The quote she read: “There comes a time when one must take a position that is neither safe, nor politic, nor popular, but he must take it because his conscience tells him it is right.”

Stephenson asked that board members to keep in mind how all of them became elected.

“Let’s keep in mind the process — the true process — what we went through to be a part of this board,” she said.

A candidate must receive a majority of four votes out of the six board members.

Colin Shive, filling in as board attorney for Rod Malone, presided over the tallying of votes.

Clinton received two votes; Franklin received three, and Simmons one.

Stephenson appeared frustrated and wondered if the board needed to vote each month until a candidate was selected.

“It looks as though we can’t come to an agreement. Is there any way we can just wait and let the people decide?” she said. “We’re wasting the candidates’ time and it’s like we can’t come to a decision.”

Chives said the statute requires the seat for an unexpired term of a member needs to be filled.
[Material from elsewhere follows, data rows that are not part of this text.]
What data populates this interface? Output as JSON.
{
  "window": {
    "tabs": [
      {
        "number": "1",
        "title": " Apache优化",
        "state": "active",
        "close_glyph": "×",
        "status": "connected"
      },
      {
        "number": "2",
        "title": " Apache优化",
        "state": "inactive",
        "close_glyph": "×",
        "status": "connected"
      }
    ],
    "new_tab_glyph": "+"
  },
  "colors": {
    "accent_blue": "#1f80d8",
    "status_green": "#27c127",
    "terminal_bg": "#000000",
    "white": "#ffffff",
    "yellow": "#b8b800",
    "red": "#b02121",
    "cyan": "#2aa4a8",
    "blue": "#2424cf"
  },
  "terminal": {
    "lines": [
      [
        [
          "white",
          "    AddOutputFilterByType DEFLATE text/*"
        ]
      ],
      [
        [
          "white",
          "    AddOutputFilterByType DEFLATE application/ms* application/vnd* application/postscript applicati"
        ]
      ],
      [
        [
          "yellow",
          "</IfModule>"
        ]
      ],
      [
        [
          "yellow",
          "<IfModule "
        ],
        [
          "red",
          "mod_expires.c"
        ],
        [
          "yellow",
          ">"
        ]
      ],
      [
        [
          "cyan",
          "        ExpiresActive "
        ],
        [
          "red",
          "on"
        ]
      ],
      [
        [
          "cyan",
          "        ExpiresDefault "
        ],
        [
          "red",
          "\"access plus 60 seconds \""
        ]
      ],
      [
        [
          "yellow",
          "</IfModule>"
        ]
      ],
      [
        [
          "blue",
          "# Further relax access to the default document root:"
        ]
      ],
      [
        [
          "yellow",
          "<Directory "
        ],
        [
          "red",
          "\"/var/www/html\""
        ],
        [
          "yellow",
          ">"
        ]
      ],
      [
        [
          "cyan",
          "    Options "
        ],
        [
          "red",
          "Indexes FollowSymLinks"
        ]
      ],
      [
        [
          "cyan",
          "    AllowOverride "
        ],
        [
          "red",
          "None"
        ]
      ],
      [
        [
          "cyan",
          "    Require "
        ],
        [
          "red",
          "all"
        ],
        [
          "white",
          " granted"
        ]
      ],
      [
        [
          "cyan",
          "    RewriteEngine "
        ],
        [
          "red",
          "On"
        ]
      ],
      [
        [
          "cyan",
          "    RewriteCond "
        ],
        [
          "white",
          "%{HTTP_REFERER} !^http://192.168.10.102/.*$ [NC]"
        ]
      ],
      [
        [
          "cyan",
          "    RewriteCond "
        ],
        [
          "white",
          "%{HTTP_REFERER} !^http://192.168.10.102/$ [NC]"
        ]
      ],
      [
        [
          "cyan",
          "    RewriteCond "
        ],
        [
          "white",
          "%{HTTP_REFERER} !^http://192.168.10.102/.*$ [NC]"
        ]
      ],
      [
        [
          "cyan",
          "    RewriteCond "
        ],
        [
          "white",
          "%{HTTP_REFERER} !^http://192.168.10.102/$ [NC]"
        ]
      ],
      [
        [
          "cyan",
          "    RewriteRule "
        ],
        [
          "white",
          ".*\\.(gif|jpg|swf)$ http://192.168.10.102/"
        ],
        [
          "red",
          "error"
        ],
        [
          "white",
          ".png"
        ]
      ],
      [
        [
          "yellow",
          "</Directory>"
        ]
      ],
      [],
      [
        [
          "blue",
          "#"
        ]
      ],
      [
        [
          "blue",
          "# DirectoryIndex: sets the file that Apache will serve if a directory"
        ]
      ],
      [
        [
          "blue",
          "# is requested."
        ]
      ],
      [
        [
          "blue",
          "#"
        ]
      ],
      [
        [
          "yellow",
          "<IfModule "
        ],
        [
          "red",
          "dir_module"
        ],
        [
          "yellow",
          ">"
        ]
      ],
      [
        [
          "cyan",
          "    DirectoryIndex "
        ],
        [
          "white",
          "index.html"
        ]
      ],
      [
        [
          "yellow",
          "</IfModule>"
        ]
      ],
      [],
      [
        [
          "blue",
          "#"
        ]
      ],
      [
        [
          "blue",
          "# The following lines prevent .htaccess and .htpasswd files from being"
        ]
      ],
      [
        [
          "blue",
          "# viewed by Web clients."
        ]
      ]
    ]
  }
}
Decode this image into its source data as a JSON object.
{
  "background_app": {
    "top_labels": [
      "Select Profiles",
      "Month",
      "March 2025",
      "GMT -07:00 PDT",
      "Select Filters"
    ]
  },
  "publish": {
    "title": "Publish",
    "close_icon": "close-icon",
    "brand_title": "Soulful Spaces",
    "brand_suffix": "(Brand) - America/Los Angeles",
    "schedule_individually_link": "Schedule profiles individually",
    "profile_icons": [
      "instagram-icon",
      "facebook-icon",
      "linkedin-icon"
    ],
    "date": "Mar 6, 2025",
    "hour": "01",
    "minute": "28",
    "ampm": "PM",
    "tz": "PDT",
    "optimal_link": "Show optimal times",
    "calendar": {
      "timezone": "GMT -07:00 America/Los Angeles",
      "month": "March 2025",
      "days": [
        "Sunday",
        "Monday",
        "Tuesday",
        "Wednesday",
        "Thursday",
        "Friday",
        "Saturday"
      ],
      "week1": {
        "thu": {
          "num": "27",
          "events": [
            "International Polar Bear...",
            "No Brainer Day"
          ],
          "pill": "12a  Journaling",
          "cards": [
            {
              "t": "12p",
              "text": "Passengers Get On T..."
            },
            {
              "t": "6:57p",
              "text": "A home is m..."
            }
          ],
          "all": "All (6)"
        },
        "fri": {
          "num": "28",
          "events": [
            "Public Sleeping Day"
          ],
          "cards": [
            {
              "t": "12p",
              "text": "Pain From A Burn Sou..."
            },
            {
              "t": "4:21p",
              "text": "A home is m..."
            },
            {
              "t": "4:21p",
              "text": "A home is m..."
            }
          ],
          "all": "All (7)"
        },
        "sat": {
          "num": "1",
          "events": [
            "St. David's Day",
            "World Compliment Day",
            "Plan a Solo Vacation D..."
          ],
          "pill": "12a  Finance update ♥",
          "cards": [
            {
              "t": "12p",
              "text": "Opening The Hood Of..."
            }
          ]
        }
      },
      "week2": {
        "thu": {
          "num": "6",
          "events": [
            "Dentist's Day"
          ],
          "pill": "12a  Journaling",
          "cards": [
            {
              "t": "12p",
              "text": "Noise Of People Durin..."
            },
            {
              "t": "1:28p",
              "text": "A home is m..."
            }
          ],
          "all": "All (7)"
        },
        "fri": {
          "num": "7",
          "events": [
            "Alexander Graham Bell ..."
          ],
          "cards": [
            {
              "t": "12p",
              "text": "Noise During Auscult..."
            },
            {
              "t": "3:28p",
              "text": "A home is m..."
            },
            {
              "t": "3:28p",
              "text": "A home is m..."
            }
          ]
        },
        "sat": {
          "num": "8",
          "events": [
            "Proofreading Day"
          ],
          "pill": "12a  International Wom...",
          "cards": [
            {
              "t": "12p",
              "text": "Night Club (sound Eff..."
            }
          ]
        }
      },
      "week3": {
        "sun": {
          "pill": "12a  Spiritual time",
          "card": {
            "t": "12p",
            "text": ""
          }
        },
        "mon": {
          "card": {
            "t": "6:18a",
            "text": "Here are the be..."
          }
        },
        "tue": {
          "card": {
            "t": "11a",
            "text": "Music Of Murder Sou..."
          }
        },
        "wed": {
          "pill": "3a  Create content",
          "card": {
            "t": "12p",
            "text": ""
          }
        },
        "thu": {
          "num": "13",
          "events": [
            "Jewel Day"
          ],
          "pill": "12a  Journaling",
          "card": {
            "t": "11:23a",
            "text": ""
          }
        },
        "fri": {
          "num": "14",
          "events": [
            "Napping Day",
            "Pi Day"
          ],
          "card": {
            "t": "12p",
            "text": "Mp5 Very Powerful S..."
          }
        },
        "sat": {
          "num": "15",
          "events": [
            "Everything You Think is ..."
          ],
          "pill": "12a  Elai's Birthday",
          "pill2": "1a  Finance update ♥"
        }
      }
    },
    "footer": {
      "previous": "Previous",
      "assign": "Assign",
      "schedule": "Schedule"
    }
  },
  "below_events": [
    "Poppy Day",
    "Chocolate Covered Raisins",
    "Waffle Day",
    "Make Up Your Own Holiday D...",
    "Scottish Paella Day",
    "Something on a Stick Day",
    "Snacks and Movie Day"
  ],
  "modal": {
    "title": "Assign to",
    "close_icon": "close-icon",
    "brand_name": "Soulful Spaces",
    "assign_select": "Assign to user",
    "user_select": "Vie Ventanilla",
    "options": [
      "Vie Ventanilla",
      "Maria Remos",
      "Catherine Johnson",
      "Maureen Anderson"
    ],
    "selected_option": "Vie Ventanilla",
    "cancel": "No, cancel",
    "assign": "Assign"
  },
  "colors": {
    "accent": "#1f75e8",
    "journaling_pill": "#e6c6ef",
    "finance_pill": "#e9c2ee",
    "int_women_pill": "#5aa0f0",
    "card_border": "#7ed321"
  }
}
Stephenson said she wants to do things fair and remarked on how only two of the candidates running for the vacant seat ran in the previous election for the same position last year.

“We each paid our filing fee,” she said. “We each went to many public forums and interviews. We went through that process. Ms. Simmons went through that process. I know she was a write-in, but she went through that process. The fair thing like Dr. King said, let’s do what’s right. The people are watching. They’re listening. Our scholars may be watching and listening.

“It’s nothing personal. It’s not because I like Mr. Williams or I like Ms. Simmons or dislike Reverend Williams. It’s because the people spoke — 1,800 people must have thought he was a fit for this board. Over 300 people must have thought that Ms. Simmons may have been a fit for this board. Let’s take those things into consideration and let’s do what’s right.”

Another vote will be placed on the next board meeting’s agenda.

The meeting continued and another action item was brought up to consolidate Gaston Elementary and Gaston Middle schools.

A public hearing was opened to which nobody made any comments on the restructuring to consolidate the schools into a grade 1-8 school on the campus of Gaston Middle, which will now be named Gaston STEM Leadership Academy.

“We feel we have met the statutory requirement as we looked at restructuring,” Assitant Superintendent Kelvin Edwards said.

Marjorie motioned, and Burnette seconded to approve the consolidation. The board unanimously approved the item.

In other news, the board was presented with approving the opening of the Northampton Virtual School.

Executive Director Geneva Riddick-Faulkner of Curriculum & Instruction presented the item to the board.

Taylor asked if students who are taking virtual classes will be able to participate in athletic programs as well as other opportunities.

Riddick-Faulkner said students will have full access to sports.

Board member Lucy Edwards clarified that virtual school will continue to be a part of school enrollment.

Marjorie asked if student grades will be monitored when they are participating in virtual learning.

Riddick-Faulkner said her staff has communicated with parents within the first month to make aware how often children were checking in to their classes.

Also, during the meeting, it was announced Kelvin would be leaving his position as assistant superintendent to take on his role as superintendent at Greensville County Public Schools in Emporia, Virginia.

“I will still have land in Northampton County, so I will pay attention to what goes on in Northampton County,” he said. “Thank you for the opportunity and thank you for the opportunity to serve.”

Kelvin is also a Northampton County commissioner.

Sliding into the assistant superintendent’s position will be Director Mark Barfield of Student Services & Public Affairs. Barfield will begin his position on July 1.

“I am most humble and appreciative to serve as the assistant superintendent of human resources and operations,” he said. “I will continue to serve the students, parents, staff and community with dignity and respect. I am most grateful to [Superintendent] Dr. [Pamela] Chamblee and the board of education for affording me this opportunity to continue to help change the lives of children.”